CCRT Debriefing Services
CCRT debriefing program includes post-incident support, including education and diffusion of emotional reactions and structured debriefing the event. Debriefings are guided by research-based CISD (Critical Incident Stress Debriefing) modles and adjusted to fit the needs of those seeking support. The form of CISD utilized should depend upon how early the intervention is activated, the nature of the incident and who the audience of the debriefing will be.
What is a Critical Incident Stress Debriefing?
- A structured group process usually conducted 24-72 hours after a critical incident.
- An opportunity to process an impactful event with individuals who were also impacted by the event.
- A proven method of immediate mental and emotional support that helps with the processing of a critical event and reduces the incidence of PTSD around the event.
- An opportunity to increase awareness on what to expect and look for in themselves, family members, friends or co-workers in the days or weeks following the event.
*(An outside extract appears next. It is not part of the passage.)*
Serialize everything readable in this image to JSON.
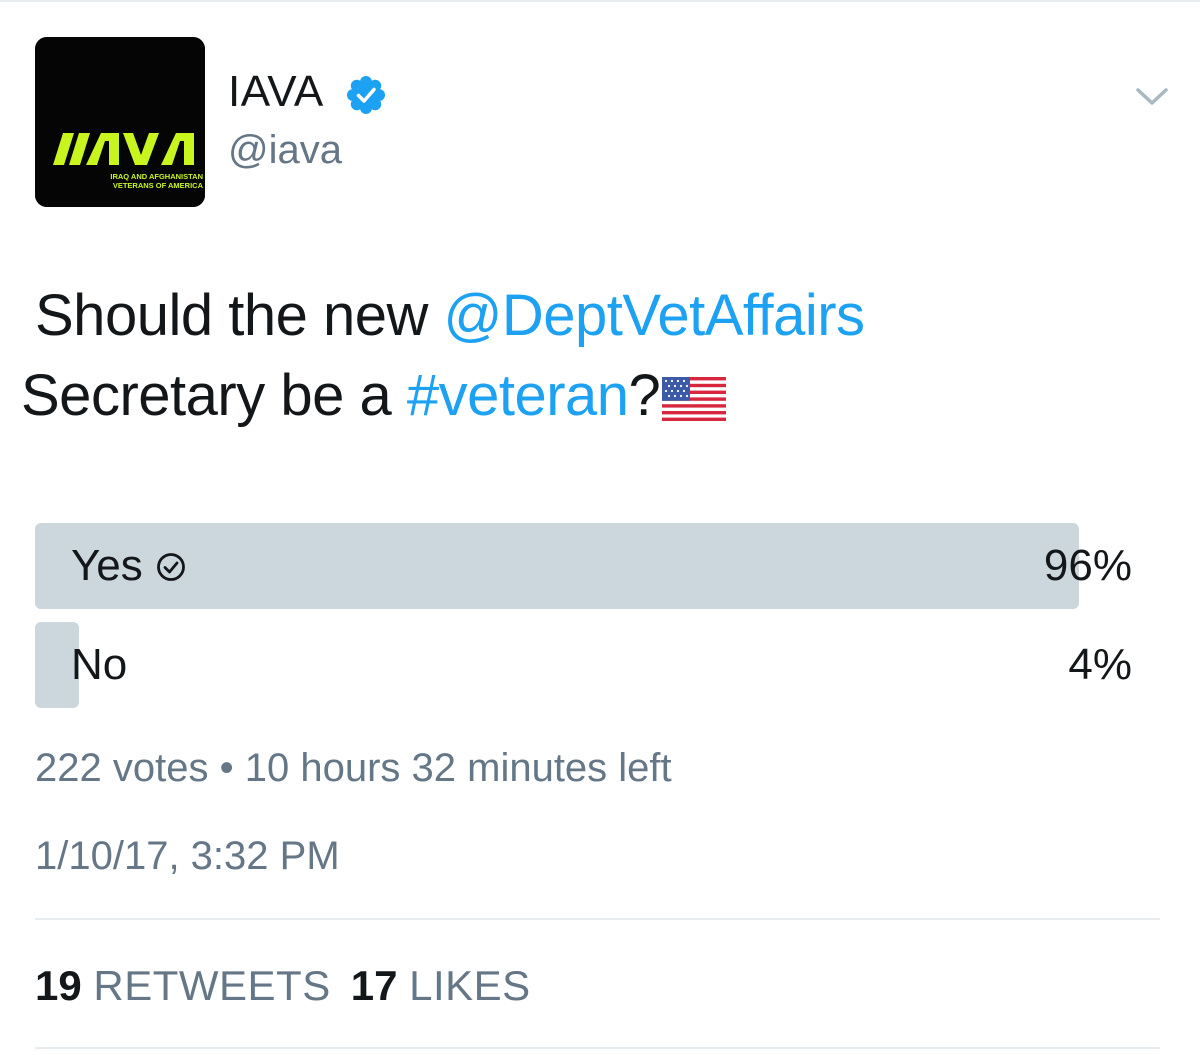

Take-home educational materials will also be available to provide additional information.
- CISD does not constitute any form of psychotherapy and it should never be utilized as a substitute for long-term psychotherapy.
Any time it has been determined that a critical incident has occurred and intervention may be needed, a CCRT debrief can be requested.
Incidents that prompt a debrief can include but are not limited to:
- Serious line of duty or place of employment injury or death
- Multi-casualty incident
- Significant events involving (child)ren within community
- Witnessing traumatic death or injury
- Recovery of body after pronged search/missing person
- High profile death
- Unattended death
The request can be made either directly to the CCRT coordinator through email at firstname.lastname@example.org or call our 24 hour phone line (970)546-0802 and press #3
This is a service provided by CCRT that allows first responders in Routt County to dispatch an on-call member to respond to a critical incident to immediately provide on-scene support. Requests for response will be initiated by first responders who are on-scene.